Ever occur that people have different opinions. Saw your same type of post on MSDucks awhile back. Sell it, I'm sure someone will buy it. I'm not defending Avery, I used mine and it worked well for me in the setting I had. Sorry, yours didn't work well for you.

Jeff


----------



## GulfCoast (Sep 24, 2007)

mallarddrake said:


> WME ive seen your other post and you sound like one of those now it all type of guys. More like Avery wouldnt give you a shot to be one of their prostaffs and your just downing all of their gear to make up for it. I bet you got picked on in school and the only way to feel tuff is on a forum. I wasnt trying to start an arguement, I just think it is funny how you have never had or want a stand but your going to down a product over what everyone else was saying. So you just keep being tuff you tuff guy you and keeps us up to date on how your good at everything and how you now it all.
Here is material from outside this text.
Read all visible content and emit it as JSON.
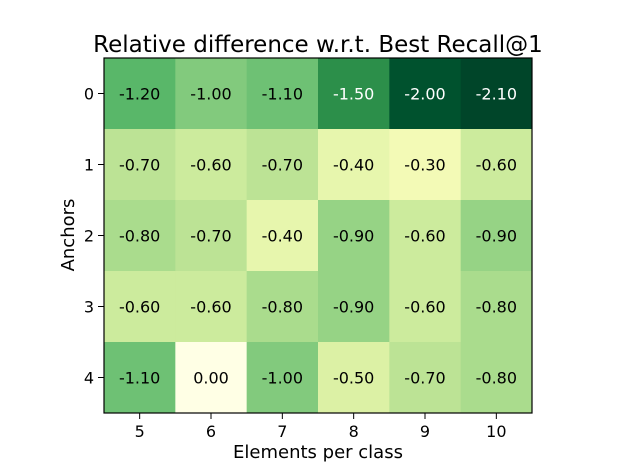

You are priceless. If you think its funny that I have never "had or want a stand but your going to down a product over what everyone else was saying" you must not have seen the picture of my ruff stand posted above. So I guess I do own one, Einstein. 'Course it would take a lot of effort for you to have actually READ the thread before popping off. And no, I most assuredly did NOT get picked on in school.


----------



## GulfCoast (Sep 24, 2007)

bayou beagle said:


> Hey WME,
> 
> Ever occur that people have different opinions. Saw your same type of post on MSDucks awhile back. Sell it, I'm sure someone will buy it. I'm not defending Avery, I used mine and it worked well for me in the setting I had. Sorry, yours didn't work well for you.
> 
> Jeff



Thanks Jeff. I realize folks can have different opinions. Some folks opinions carry more weight than others. I have one still NIB if someone wants one. I have already sold my other one. I have gone back to chain-ons. 

Regards,
WME


----------



## mallarddrake (Mar 20, 2008)

Ok I saw your picture, I still thinks its funny how your taking this seriously and that you have to talk down to people. But Im guess that is just the way you are and I can kind of tell by looking at the picture. That your dog is probably more mature then the guy next to him(oh thats you). Any ways Im tired of talking about this you have your opinion and I have mine. So lets just leave it at that. You can have the last word or whatever you want to say.


----------